IS 616: Large Scale Data Analysis and Visualization
no offering in fall
Contents
This course teaches students principles of scientific visualization of data using the R and Python programming languages. Starting from introductory large scale data handling and basics of visualization, more advanced methods for visualization will also be covered. Important libraries and frameworks that are essential for data analysis and visualization are introduced.
Learning outcomes
On completion of the course, students should be familiar with libraries in the R and Python programming languages that enable them to create professional scientific visualizations.

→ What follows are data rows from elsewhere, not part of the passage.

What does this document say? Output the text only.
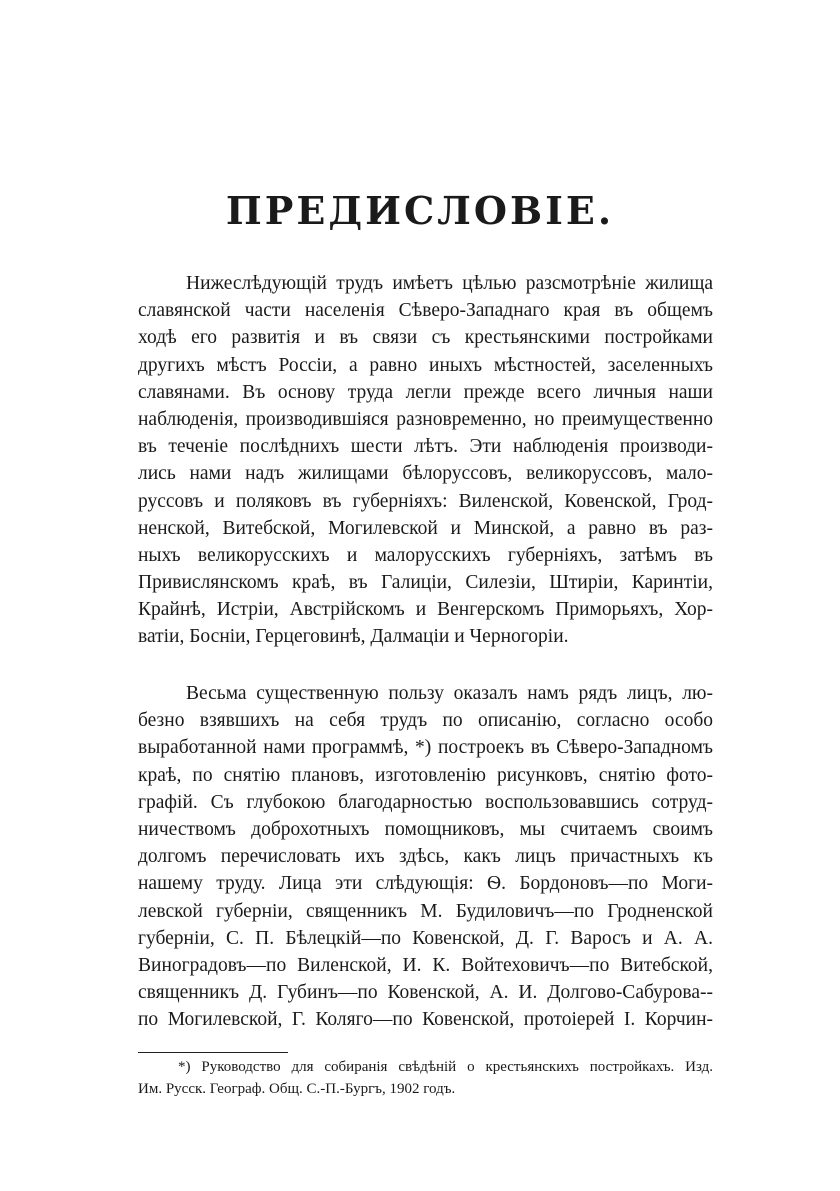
ПРЕДИСЛОВІЕ.
Нижеслѣдующій трудъ имѣетъ цѣлью разсмотрѣніе жилища
славянской части населенія Сѣверо-Западнаго края въ общемъ
ходѣ его развитія и въ связи съ крестьянскими постройками
другихъ мѣстъ Россіи, а равно иныхъ мѣстностей, заселенныхъ
славянами. Въ основу труда легли прежде всего личныя наши
наблюденія, производившіяся разновременно, но преимущественно
въ теченіе послѣднихъ шести лѣтъ. Эти наблюденія производи-
лись нами надъ жилищами бѣлоруссовъ, великоруссовъ, мало-
руссовъ и поляковъ въ губерніяхъ: Виленской, Ковенской, Грод-
ненской, Витебской, Могилевской и Минской, а равно въ раз-
ныхъ великорусскихъ и малорусскихъ губерніяхъ, затѣмъ въ
Привислянскомъ краѣ, въ Галиціи, Силезіи, Штиріи, Каринтіи,
Крайнѣ, Истріи, Австрійскомъ и Венгерскомъ Приморьяхъ, Хор-
ватіи, Босніи, Герцеговинѣ, Далмаціи и Черногоріи.
Весьма существенную пользу оказалъ намъ рядъ лицъ, лю-
безно взявшихъ на себя трудъ по описанію, согласно особо
выработанной нами программѣ, *) построекъ въ Сѣверо-Западномъ
краѣ, по снятію плановъ, изготовленію рисунковъ, снятію фото-
графій. Съ глубокою благодарностью воспользовавшись сотруд-
ничествомъ доброхотныхъ помощниковъ, мы считаемъ своимъ
долгомъ перечисловать ихъ здѣсь, какъ лицъ причастныхъ къ
нашему труду. Лица эти слѣдующія: Ѳ. Бордоновъ—по Моги-
левской губерніи, священникъ М. Будиловичъ—по Гродненской
губерніи, С. П. Бѣлецкій—по Ковенской, Д. Г. Варосъ и А. А.
Виноградовъ—по Виленской, И. К. Войтеховичъ—по Витебской,
священникъ Д. Губинъ—по Ковенской, А. И. Долгово-Сабурова--
по Могилевской, Г. Коляго—по Ковенской, протоіерей І. Корчин-
*) Руководство для собиранія свѣдѣній о крестьянскихъ постройкахъ. Изд.
Им. Русск. Географ. Общ. С.-П.-Бургъ, 1902 годъ.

This outcome includes the application of those scientific libraries, handling of large datasets and knowledge of many examples of how challenges in scientific visualization were overcome and in what ways creative solutions were found.
Skills:
- Knowledge on how to include scientific visualization in research projects
- Independent choice of ways to prepare large scale data to run visualization methods to solve a given problem
- Knowledge about different libraries and their (dis-)advantages
- Data preprocessing, analysis, organisation and visualization
Necessary prerequisites
–
Recommended prerequisites
Basic knowledge about statistics and 1) either basic knowledge of R and Python or 2) intermediate knowledge of either Python or R and willingness to learn the other, yet unfamiliar language
Forms of teaching and learning | Contact hours | Independent study time |
---|---|---|
Lecture | 2 SWS | 10 SWS |
Exercise class | 2 SWS | 7 SWS |
ECTS credits | 6 |
Graded | yes |
Workload | 180h |
Language | English |
Form of assessment | Written exam (60 min) |
Restricted admission | yes |
Further information | https://www.bwl.uni-mannheim.de/en/information-systems/chairs/prof-dr-strohmaier/teaching/ |
Examiner Performing lecturer | ![]() | Prof. Dr. Markus Strohmaier M. Strohmaier & M. Pellert |
Frequency of offering | Fall semester |
Duration of module | 1 semester |
Range of application | M.Sc. MMM, M.Sc. VWL, M.Sc. Wirt. Inf., MMDS |
Preliminary course work | Successful completion of the corresponding exercises |
Program-specific Competency Goals | CG 2 |
Literature | Claus Wilke: Fundamentals of Data Viz (https://clauswilke.com/dataviz/), Roger D. Peng & Elizabeth Matsui: The Art of Data Science (https://bookdown.org/rdpeng/artofdatascience/), Julia Silge & David Robinson: Tidy Text Mining (https://www.tidytextmining.com/), Robin Lovelace, Jakub Nowosad, Jannes Muenchow: Geocomputation with R (https://r.geocompx.org/), Kieran Healy: Data Visualization (https://socviz.co/index.html), Winston Chang: ggplot2 cookbook (http://www.cookbook-r.com/Graphs/), Jake VanderPlas: Python Data Science Handbook (https://jakevdp.github.io/PythonDataScienceHandbook/), BBC Data Journalism team (https://medium.com/bbc-visual-and-data-journalism/how-the-bbc-visual-and-data-journalism-team-works-with-graphics-in-r-ed0b35693535) |
Course outline | This course starts with the fundamental concepts of working with data in R and Python. This will progress towards methods that can be used to work with large data sets. Concurrently, basic concepts of visualization will be introduced. After that, we study selected examples of scientific visualizations (from historical times until today). Together, we will reconstruct the problem situation that scientists were facing when creating these visualizations and we will study their creative problem solutions to learn by example. While we provide theoretical background where necessary, we strongly focus on implementations to solve practical problems. |